To date no microbe has been identified as the cause of Crohn's Disease (CD). The bacteria living in the intestine are very numerous and there are hundreds of different strains and species. Only two-thirds of these have been fully identified and it is still possible that some previously unknown bug that causes CD or Ulcerative Colitis (UC) may yet be discovered. What is clear is that the normal balance of healthy bacteria is upset in IBD with both a reduction in Lactobacilli and Bifidobacteria and an increase in facultative anaerobes, organisms which are normally oxygen loving, but somehow manage to survive in the colon where oxygen is in short supply. The possibility is that this changes the normal fermentation of the intestinal contents. Whether or not it is this process which leads to disease is currently being investigated.

Certain organisms have been suggested to be important in CD and these are discussed below.

Measles, MMR vaccine

There is no support of a causal role for persistent measles virus infection in Crohn's disease. A suggested link between the development of CD and the measles virus and MMR vaccine was the subject of intense media coverage a few years ago and caused much concern and anxiety amongst sufferers of the disease and their families. Many mothers refused to have their babies immunised.

It has now been shown that there is no link between the MMR vaccination and bowel disease. Therefore, there is no reason for change in the current MMR vaccination policy. Giving the vaccines separately would leave children unnecessarily exposed to preventable infectious diseases along with their often serious consequences.

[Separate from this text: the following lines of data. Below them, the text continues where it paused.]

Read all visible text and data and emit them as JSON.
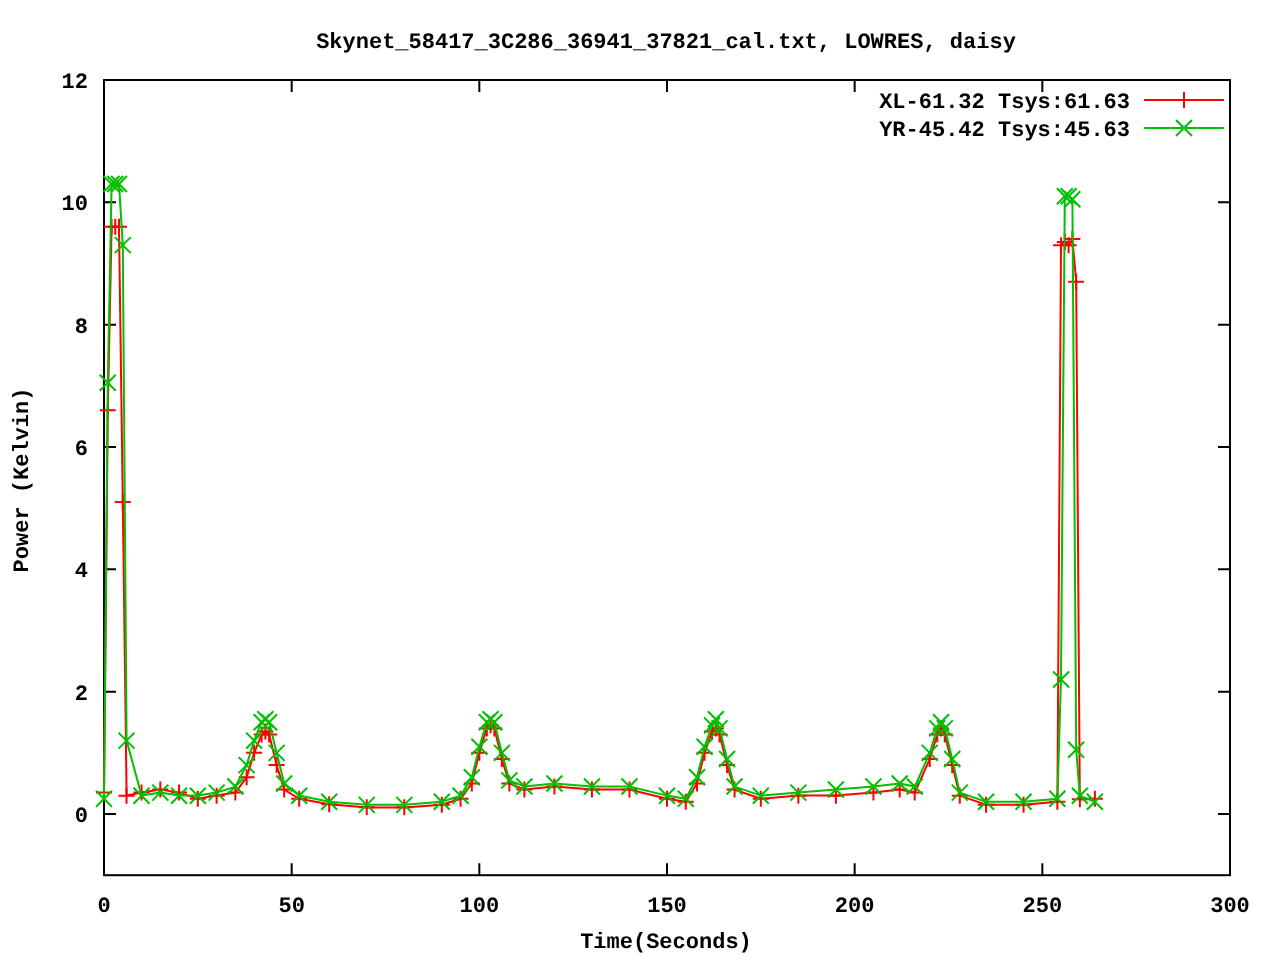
{
  "chart_data": {
    "type": "line",
    "title": "Skynet_58417_3C286_36941_37821_cal.txt, LOWRES, daisy",
    "xlabel": "Time(Seconds)",
    "ylabel": "Power (Kelvin)",
    "x": [
      0,
      1,
      2,
      3,
      4,
      5,
      6,
      10,
      15,
      20,
      25,
      30,
      35,
      38,
      40,
      42,
      43,
      44,
      46,
      48,
      52,
      60,
      70,
      80,
      90,
      95,
      98,
      100,
      102,
      103,
      104,
      106,
      108,
      112,
      120,
      130,
      140,
      150,
      155,
      158,
      160,
      162,
      163,
      164,
      166,
      168,
      175,
      185,
      195,
      205,
      212,
      216,
      220,
      222,
      223,
      224,
      226,
      228,
      235,
      245,
      254,
      255,
      256,
      257,
      258,
      259,
      260,
      264
    ],
    "series": [
      {
        "name": "XL-61.32 Tsys:61.63",
        "color": "#ff0000",
        "marker": "plus",
        "values": [
          0.35,
          6.6,
          9.6,
          9.6,
          9.6,
          5.1,
          0.3,
          0.35,
          0.4,
          0.35,
          0.25,
          0.3,
          0.35,
          0.6,
          1.0,
          1.3,
          1.35,
          1.3,
          0.8,
          0.4,
          0.25,
          0.16,
          0.11,
          0.11,
          0.15,
          0.25,
          0.5,
          1.0,
          1.4,
          1.45,
          1.4,
          0.9,
          0.5,
          0.4,
          0.45,
          0.4,
          0.4,
          0.25,
          0.2,
          0.5,
          1.0,
          1.35,
          1.4,
          1.3,
          0.8,
          0.4,
          0.25,
          0.3,
          0.3,
          0.35,
          0.4,
          0.35,
          0.9,
          1.3,
          1.4,
          1.3,
          0.8,
          0.3,
          0.15,
          0.15,
          0.2,
          9.3,
          9.35,
          9.3,
          9.4,
          8.7,
          0.24,
          0.25
        ]
      },
      {
        "name": "YR-45.42 Tsys:45.63",
        "color": "#00c000",
        "marker": "cross",
        "values": [
          0.25,
          7.05,
          10.3,
          10.3,
          10.3,
          9.3,
          1.2,
          0.3,
          0.35,
          0.3,
          0.3,
          0.35,
          0.45,
          0.8,
          1.2,
          1.5,
          1.55,
          1.5,
          1.0,
          0.5,
          0.3,
          0.2,
          0.15,
          0.15,
          0.2,
          0.3,
          0.6,
          1.1,
          1.5,
          1.55,
          1.5,
          1.0,
          0.55,
          0.45,
          0.5,
          0.45,
          0.45,
          0.3,
          0.25,
          0.6,
          1.1,
          1.45,
          1.55,
          1.4,
          0.9,
          0.45,
          0.3,
          0.35,
          0.4,
          0.45,
          0.5,
          0.45,
          1.0,
          1.4,
          1.5,
          1.4,
          0.9,
          0.35,
          0.2,
          0.2,
          0.25,
          2.2,
          10.1,
          10.1,
          10.05,
          1.05,
          0.3,
          0.2
        ]
      }
    ],
    "legend": "top right",
    "xlim": [
      0,
      300
    ],
    "ylim": [
      -1,
      12
    ],
    "xticks": [
      0,
      50,
      100,
      150,
      200,
      250,
      300
    ],
    "yticks": [
      0,
      2,
      4,
      6,
      8,
      10,
      12
    ]
  }
}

Mycobacterium paratuberculosis

Mycobacterium paratuberculosis (MAP) is known to cause a disease in cattle (Johne's disease) which is very similar to CD. For many years workers have therefore investigated possible links between MAP and the development of CD in humans, with varying results.

MAP is widely spread in the environment. It can occur in milk supplies (unpasteurised), tap water and soil and it seems possible that it is merely a secondary invader which may enter areas of gut already damaged by CD, possibly influencing histological changes, but not being the primary cause of the disease. However the question is still under investigation.

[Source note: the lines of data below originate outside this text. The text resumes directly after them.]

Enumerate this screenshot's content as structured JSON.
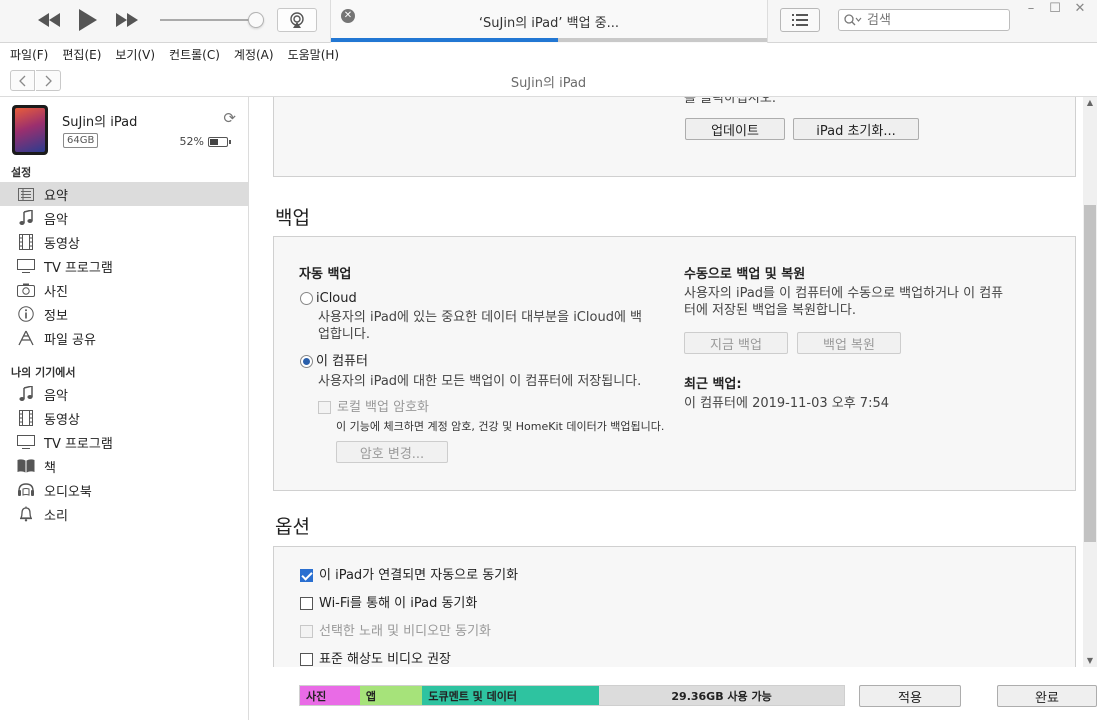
{
  "player": {
    "lcd_title": "‘SuJin의 iPad’ 백업 중...",
    "progress": 0.52,
    "search_placeholder": "검색"
  },
  "window_controls": {
    "minimize": "–",
    "maximize": "☐",
    "close": "✕"
  },
  "menubar": [
    "파일(F)",
    "편집(E)",
    "보기(V)",
    "컨트롤(C)",
    "계정(A)",
    "도움말(H)"
  ],
  "nav": {
    "device_title": "SuJin의 iPad"
  },
  "device": {
    "name": "SuJin의 iPad",
    "capacity": "64GB",
    "battery": "52%",
    "battery_level": 0.52
  },
  "sidebar": {
    "settings_header": "설정",
    "settings_items": [
      {
        "label": "요약",
        "icon": "summary-icon",
        "selected": true
      },
      {
        "label": "음악",
        "icon": "music-note-icon"
      },
      {
        "label": "동영상",
        "icon": "film-icon"
      },
      {
        "label": "TV 프로그램",
        "icon": "tv-icon"
      },
      {
        "label": "사진",
        "icon": "camera-icon"
      },
      {
        "label": "정보",
        "icon": "info-icon"
      },
      {
        "label": "파일 공유",
        "icon": "app-share-icon"
      }
    ],
    "ondevice_header": "나의 기기에서",
    "ondevice_items": [
      {
        "label": "음악",
        "icon": "music-note-icon"
      },
      {
        "label": "동영상",
        "icon": "film-icon"
      },
      {
        "label": "TV 프로그램",
        "icon": "tv-icon"
      },
      {
        "label": "책",
        "icon": "book-icon"
      },
      {
        "label": "오디오북",
        "icon": "audiobook-icon"
      },
      {
        "label": "소리",
        "icon": "bell-icon"
      }
    ]
  },
  "top_panel": {
    "partial_text": "를 클릭하십시오.",
    "update_button": "업데이트",
    "restore_button": "iPad 초기화..."
  },
  "backup": {
    "heading": "백업",
    "auto_title": "자동 백업",
    "icloud_label": "iCloud",
    "icloud_desc_1": "사용자의 iPad에 있는 중요한 데이터 대부분을 iCloud에 백",
    "icloud_desc_2": "업합니다.",
    "computer_label": "이 컴퓨터",
    "computer_desc": "사용자의 iPad에 대한 모든 백업이 이 컴퓨터에 저장됩니다.",
    "encrypt_label": "로컬 백업 암호화",
    "encrypt_desc": "이 기능에 체크하면 계정 암호, 건강 및 HomeKit 데이터가 백업됩니다.",
    "change_pw_button": "암호 변경...",
    "manual_title": "수동으로 백업 및 복원",
    "manual_desc_1": "사용자의 iPad를 이 컴퓨터에 수동으로 백업하거나 이 컴퓨",
    "manual_desc_2": "터에 저장된 백업을 복원합니다.",
    "backup_now_button": "지금 백업",
    "restore_backup_button": "백업 복원",
    "latest_title": "최근 백업:",
    "latest_value": "이 컴퓨터에 2019-11-03 오후 7:54"
  },
  "options": {
    "heading": "옵션",
    "items": [
      {
        "label": "이 iPad가 연결되면 자동으로 동기화",
        "checked": true,
        "disabled": false
      },
      {
        "label": "Wi-Fi를 통해 이 iPad 동기화",
        "checked": false,
        "disabled": false
      },
      {
        "label": "선택한 노래 및 비디오만 동기화",
        "checked": false,
        "disabled": true
      },
      {
        "label": "표준 해상도 비디오 권장",
        "checked": false,
        "disabled": false
      }
    ]
  },
  "storage": {
    "segments": [
      {
        "label": "사진",
        "color": "#e96be6",
        "share": 0.11
      },
      {
        "label": "앱",
        "color": "#a6e37a",
        "share": 0.115
      },
      {
        "label": "도큐멘트 및 데이터",
        "color": "#2ec3a0",
        "share": 0.325
      }
    ],
    "free_label": "29.36GB 사용 가능",
    "free_color": "#dcdcdc"
  },
  "footer": {
    "apply_button": "적용",
    "done_button": "완료"
  }
}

Professor Hermon Taylor and his colleagues at St George's Hospital in London reported to have found MAP in about 65% of their CD patients. Tissue samples were taken from operation specimens and DNA isolated using sensitive testing methods. However, other researchers were unable to reproduce these positive results despite using the same testing methods and other more specific and sensitive methods. It was suggested that previous positive results were due to laboratory contaminants or other artefacts of testing.

For a disease to be recognised as infectious it must satisfy the four postulates of the great German bacteriologist Robert Koch, i.e.

  1. The organism must be present in all cases of the disease
  2. It must be isolated and grown in pure culture in the laboratory.
  3. It must reproduce the disease in a suitable experimental animal
  4. It must then be transmissible to another animal and be recovered from that animal after it has caused the disease

Professor Taylor was only able to find the organism in 65% of his patients; others were unable to isolate a single organism except in one non-Crohn's patient. Therefore these postulates are not satisfied.

Furthermore, treatment with anti-tubercular therapy is ineffective in the treatment of CD.

Some patients worry that if they find their CD is made worse by milk products, and as MAP is known to occur in unpasteurised milk, that this must mean that MAP is causing their problem. This is not so. Although gastroenterologists accept that bacteria are a possible cause of CD, this may be due, not to infection, but rather to the process of abnormal fermentation of food residues by bacteria in the large intestine. Chemicals are produced from this process which may damage the lining of the intestines causing inflammation, ulceration and bleeding and lead to the body's immune system attacking the healthy bacteria of the bowel. The problem is intolerance to fat, protein or sugar in milk which can lead to the development of the disease when these are fermented, and not due to the possibility that the milk could be contaminated with MAP.

Faecalobacterium prausnitzii (Fp)

Recently there has been considerable excitement because a French group of workers reported that patients with CD had low numbers of this organism living in their intestines. Fp has an anti-inflammatory effect and it was suggested it might be possible to treat CD by giving sufferers this bacterium. Unfortunately it was found that there was no difference in the numbers of Fp in patients with CD, UC, Irritable Bowel Syndrome (IBS) and healthy controls. Furthermore, when patients with CD were treated successfully by elemental diet, the numbers of Fp, far from increasing, fell even lower. If a reduction in numbers is associated with improvement in CD it is difficult to see that lack of Fp can be an important factor in producing this disease.

Sulphate reducing bacteria (SRBs)

These bacteria live in the bowel and produce hydrogen sulphide (H2S) which is a very toxic chemical. It has therefore been suggested SRBs may be important in causing IBD. This suggestion has still to be proved. It seems likely that H2S is rapidly reconverted to sulphate, which is harmless, making it unlikely to be important.


Yersinia may infect the small intestine giving changes which are similar to those of CD. However, there is no convincing evidence to date that this organism is the cause of the disease.